Overcast also tracks how much time you’ve saved thanks to Smart Speed, and it’s kind of astonishing. I’ve used Overcast to listen to two books so far – Funny Girl and The Library at Mount Char – but it’s already saved me six hours of time. When I tried to listen to Funny Girl at normal speed as an experiment, the pauses were excruciating.

How did I manage to pull this off? I installed Podcast Generator, an “open source podcast publishing platform”. It runs in PHP and doesn’t need a MySQL database, so it’s very easy to set up. Once you’ve installed it on a server, you can use an FTP program to upload M4A or MP3 files and Podcast Generator will automatically add them as new episodes in your feed.
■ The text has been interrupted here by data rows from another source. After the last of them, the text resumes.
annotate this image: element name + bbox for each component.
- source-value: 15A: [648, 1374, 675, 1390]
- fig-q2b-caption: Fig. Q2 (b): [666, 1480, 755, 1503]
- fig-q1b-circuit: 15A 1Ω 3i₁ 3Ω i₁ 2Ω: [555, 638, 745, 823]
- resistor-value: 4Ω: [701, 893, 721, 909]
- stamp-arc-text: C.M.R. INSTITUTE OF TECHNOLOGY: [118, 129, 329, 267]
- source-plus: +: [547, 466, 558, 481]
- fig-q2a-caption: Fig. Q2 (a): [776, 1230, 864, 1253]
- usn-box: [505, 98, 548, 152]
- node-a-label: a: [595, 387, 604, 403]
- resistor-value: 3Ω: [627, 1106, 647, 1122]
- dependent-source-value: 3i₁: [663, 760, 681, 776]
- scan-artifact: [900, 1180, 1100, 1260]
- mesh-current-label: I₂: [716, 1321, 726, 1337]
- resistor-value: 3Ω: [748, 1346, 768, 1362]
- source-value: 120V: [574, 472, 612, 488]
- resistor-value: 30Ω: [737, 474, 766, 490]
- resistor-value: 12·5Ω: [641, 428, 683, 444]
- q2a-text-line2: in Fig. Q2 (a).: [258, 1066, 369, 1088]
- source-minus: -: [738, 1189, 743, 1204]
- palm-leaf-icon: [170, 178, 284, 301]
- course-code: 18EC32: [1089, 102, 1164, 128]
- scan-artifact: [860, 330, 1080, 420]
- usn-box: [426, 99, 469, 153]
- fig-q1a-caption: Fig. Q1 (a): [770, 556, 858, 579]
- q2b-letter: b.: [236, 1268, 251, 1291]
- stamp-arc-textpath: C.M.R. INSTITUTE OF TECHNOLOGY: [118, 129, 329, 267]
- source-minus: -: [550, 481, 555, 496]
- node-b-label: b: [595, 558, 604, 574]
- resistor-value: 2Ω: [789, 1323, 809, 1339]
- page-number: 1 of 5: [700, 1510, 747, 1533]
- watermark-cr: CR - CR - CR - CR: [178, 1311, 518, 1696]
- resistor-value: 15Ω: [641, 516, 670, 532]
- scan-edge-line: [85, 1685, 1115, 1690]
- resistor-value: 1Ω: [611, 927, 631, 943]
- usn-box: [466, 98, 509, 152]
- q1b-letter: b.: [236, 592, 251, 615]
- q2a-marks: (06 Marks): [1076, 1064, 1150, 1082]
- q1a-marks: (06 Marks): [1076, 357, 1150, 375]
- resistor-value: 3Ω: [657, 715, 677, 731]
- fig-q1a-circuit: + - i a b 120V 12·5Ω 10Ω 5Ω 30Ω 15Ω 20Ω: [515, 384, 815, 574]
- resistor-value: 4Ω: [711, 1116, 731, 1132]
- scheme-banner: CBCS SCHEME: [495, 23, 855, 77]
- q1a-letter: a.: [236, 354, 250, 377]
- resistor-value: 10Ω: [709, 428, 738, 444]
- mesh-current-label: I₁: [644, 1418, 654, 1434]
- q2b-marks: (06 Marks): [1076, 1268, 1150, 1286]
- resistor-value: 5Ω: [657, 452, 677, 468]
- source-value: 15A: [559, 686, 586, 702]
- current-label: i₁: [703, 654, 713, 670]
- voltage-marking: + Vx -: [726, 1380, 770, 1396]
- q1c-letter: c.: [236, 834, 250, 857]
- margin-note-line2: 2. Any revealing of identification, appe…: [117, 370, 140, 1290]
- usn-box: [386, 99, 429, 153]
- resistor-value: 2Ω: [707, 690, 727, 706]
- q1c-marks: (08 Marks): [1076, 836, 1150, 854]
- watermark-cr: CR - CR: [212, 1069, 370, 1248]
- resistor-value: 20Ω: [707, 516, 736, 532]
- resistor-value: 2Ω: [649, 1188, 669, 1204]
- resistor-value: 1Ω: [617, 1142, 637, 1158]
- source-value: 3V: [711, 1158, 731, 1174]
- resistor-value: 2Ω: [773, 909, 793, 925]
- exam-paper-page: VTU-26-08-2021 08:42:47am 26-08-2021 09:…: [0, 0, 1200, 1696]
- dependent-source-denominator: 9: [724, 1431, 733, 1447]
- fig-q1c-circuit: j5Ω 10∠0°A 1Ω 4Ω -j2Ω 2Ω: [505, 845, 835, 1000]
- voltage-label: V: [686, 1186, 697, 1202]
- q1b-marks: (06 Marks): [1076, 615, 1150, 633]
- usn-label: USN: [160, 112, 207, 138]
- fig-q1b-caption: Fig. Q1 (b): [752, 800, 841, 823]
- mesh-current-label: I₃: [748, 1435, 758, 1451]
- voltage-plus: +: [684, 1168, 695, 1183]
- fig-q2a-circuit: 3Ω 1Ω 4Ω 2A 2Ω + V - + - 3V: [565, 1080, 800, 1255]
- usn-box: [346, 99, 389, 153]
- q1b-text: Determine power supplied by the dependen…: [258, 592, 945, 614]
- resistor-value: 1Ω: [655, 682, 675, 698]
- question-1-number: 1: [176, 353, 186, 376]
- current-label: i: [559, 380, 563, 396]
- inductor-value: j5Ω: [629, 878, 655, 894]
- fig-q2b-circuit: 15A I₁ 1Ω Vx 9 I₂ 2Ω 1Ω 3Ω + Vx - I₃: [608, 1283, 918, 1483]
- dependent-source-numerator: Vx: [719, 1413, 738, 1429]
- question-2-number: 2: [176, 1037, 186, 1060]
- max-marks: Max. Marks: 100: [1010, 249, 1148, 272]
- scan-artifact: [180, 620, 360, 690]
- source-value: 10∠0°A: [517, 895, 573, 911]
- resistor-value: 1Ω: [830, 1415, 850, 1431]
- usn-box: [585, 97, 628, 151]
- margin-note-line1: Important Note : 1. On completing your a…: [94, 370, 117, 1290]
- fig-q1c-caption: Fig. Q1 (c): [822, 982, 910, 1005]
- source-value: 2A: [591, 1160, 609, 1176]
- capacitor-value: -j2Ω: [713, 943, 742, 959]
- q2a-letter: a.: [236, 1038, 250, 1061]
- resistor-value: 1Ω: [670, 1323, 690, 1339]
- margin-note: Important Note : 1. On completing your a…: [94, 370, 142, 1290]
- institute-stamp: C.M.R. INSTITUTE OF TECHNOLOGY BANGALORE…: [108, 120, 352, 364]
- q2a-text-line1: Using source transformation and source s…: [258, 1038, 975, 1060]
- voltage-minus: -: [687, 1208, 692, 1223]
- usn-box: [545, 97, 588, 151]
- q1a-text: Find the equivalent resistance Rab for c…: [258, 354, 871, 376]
Here’s my current workflow for transferring audiobooks into Overcast:

  1. Download an MP3 audiobook from places such as Downpour, SYNC or your local library’s Overdrive collection.
  2. If your audiobook comes in parts, you’ll probably want to convert it into one combined file. I use a program called Join Together, which generates an M4B file and automatically adds it to iTunes.
    • If you do create a combined M4B, you’ll need to change the file extension to M4A before you upload the file into Podcast Generator.
    • This doesn’t work with extremely long books (anything involving George R.R. Martin), which will need to remain broken into smaller parts.
  3. Upload your audiobook into Podcast Generator’s media folder.
  4. Go into the Podcast Generator Admin console and choose “FTP Feature (Auto Indexing)” to refresh your feed. Your audiobook should now appear in the list of episodes.
  5. I like to edit the metadata for new episodes so that they have proper descriptions and author information, but this isn’t strictly necessary. If you want to change the order of the books in your feed, you’ll need to edit the date of the episode.
  6. Once you’ve finished adding audiobooks, go to the main page of your Podcast Generator installation and click on the RSS Feed button. This should give you your feed url, which will look something like http://example.com/feed.xml. Open Overcast and  use the “Add URL” option to subscribe to that link.

You can now stream or download audiobooks in Overcast to your heart’s content!